Further, the Act directs that total advances to the government shall not exceed five per cent of last audited revenues. With this in mind, the Treasury can issue a bond of Sh300 billion, or even more, being a negotiable security, in favour of the CBK in exchange for full subscription.
In essence, the CBK shall be the sole subscriber to the bond, whether in single or tranched issue. Expectedly, the proceeds will be used to fund a more ambitious economic stimulus program; and upto a third of the programme should go towards credit guarantee scheme for businesses, especially SMEs, that have shut down due to the pandemic. Another huge chunk should go into expanding current cash transfer program to vulnerable households. This is what is commonly referred to as debt monetisation in economics. To execute this, Parliament needs to amend the CBK Act to (i) extend the tenure of such a negotiable security to beyond 12 months; and (ii) increase the cap of advanceable funds to the government to beyond the current five percent (of audited revenues).
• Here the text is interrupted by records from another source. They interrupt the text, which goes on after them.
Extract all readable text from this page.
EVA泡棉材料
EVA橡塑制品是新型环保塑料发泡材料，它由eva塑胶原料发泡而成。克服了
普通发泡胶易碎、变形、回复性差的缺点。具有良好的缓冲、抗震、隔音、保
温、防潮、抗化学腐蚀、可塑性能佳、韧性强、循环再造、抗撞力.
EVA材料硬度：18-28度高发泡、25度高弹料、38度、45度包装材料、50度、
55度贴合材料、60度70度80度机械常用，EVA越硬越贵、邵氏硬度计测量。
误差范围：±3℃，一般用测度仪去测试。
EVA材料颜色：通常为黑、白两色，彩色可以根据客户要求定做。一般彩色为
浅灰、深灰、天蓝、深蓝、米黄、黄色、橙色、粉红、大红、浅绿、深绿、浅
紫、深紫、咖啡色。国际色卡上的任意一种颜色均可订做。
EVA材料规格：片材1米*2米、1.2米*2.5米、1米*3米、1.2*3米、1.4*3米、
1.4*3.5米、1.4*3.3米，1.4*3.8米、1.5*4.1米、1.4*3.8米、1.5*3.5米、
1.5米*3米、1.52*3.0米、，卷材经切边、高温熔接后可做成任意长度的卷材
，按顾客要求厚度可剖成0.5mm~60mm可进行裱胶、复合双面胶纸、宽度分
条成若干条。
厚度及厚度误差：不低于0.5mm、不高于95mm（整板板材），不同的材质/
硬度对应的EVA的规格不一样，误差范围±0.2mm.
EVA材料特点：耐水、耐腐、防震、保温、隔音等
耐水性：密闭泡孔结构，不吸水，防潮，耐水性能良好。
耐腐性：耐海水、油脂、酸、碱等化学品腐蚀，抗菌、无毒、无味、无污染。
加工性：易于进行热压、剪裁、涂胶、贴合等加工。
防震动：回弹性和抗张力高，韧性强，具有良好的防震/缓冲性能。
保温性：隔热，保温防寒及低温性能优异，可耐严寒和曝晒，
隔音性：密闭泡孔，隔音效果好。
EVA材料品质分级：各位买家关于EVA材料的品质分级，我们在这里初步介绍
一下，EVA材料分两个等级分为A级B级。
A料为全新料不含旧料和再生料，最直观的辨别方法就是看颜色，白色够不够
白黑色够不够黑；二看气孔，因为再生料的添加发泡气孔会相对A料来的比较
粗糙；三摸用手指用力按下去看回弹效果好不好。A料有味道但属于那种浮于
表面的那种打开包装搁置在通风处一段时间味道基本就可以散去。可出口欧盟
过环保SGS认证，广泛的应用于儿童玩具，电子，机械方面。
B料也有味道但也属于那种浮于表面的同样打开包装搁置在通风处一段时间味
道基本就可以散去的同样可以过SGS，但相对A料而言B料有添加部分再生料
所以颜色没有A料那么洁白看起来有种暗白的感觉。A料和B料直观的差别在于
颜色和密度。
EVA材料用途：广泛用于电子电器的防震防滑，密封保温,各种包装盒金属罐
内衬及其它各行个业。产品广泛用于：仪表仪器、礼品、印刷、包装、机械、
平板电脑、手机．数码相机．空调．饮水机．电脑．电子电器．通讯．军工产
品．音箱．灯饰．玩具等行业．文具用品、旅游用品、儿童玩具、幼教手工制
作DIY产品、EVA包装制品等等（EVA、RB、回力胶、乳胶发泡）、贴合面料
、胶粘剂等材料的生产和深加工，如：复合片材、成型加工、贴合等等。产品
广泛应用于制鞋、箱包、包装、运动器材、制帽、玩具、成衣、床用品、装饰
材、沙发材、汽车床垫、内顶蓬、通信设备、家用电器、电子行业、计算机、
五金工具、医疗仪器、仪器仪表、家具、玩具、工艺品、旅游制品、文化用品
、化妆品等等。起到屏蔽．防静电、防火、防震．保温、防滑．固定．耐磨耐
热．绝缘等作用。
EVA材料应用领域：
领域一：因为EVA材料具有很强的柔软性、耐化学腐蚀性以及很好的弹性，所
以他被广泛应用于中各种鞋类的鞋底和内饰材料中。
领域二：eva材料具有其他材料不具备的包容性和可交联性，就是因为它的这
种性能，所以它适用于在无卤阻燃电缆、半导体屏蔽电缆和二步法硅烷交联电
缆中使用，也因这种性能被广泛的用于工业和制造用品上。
Ghana has gone this route. In mid-May 2020, the country’s central bank, the Bank of Ghana, announced that it had triggered emergency financing provisions and began purchases of government bonds. However, being such a large spending, the inflationary impacts on purchasing power can be counter-productive. So there has to be a plan to sterilise the money. And there is only one option: taxation. I’m talking of future generations because printing money in this manner basically means using tomorrow’s resources to finance consumption today. Extraordinary situations call for extraordinary responses. We all know that in the long-run, the post-Covid situation will correct itself but the short-term cost to the millions of livelihoods can be avoided.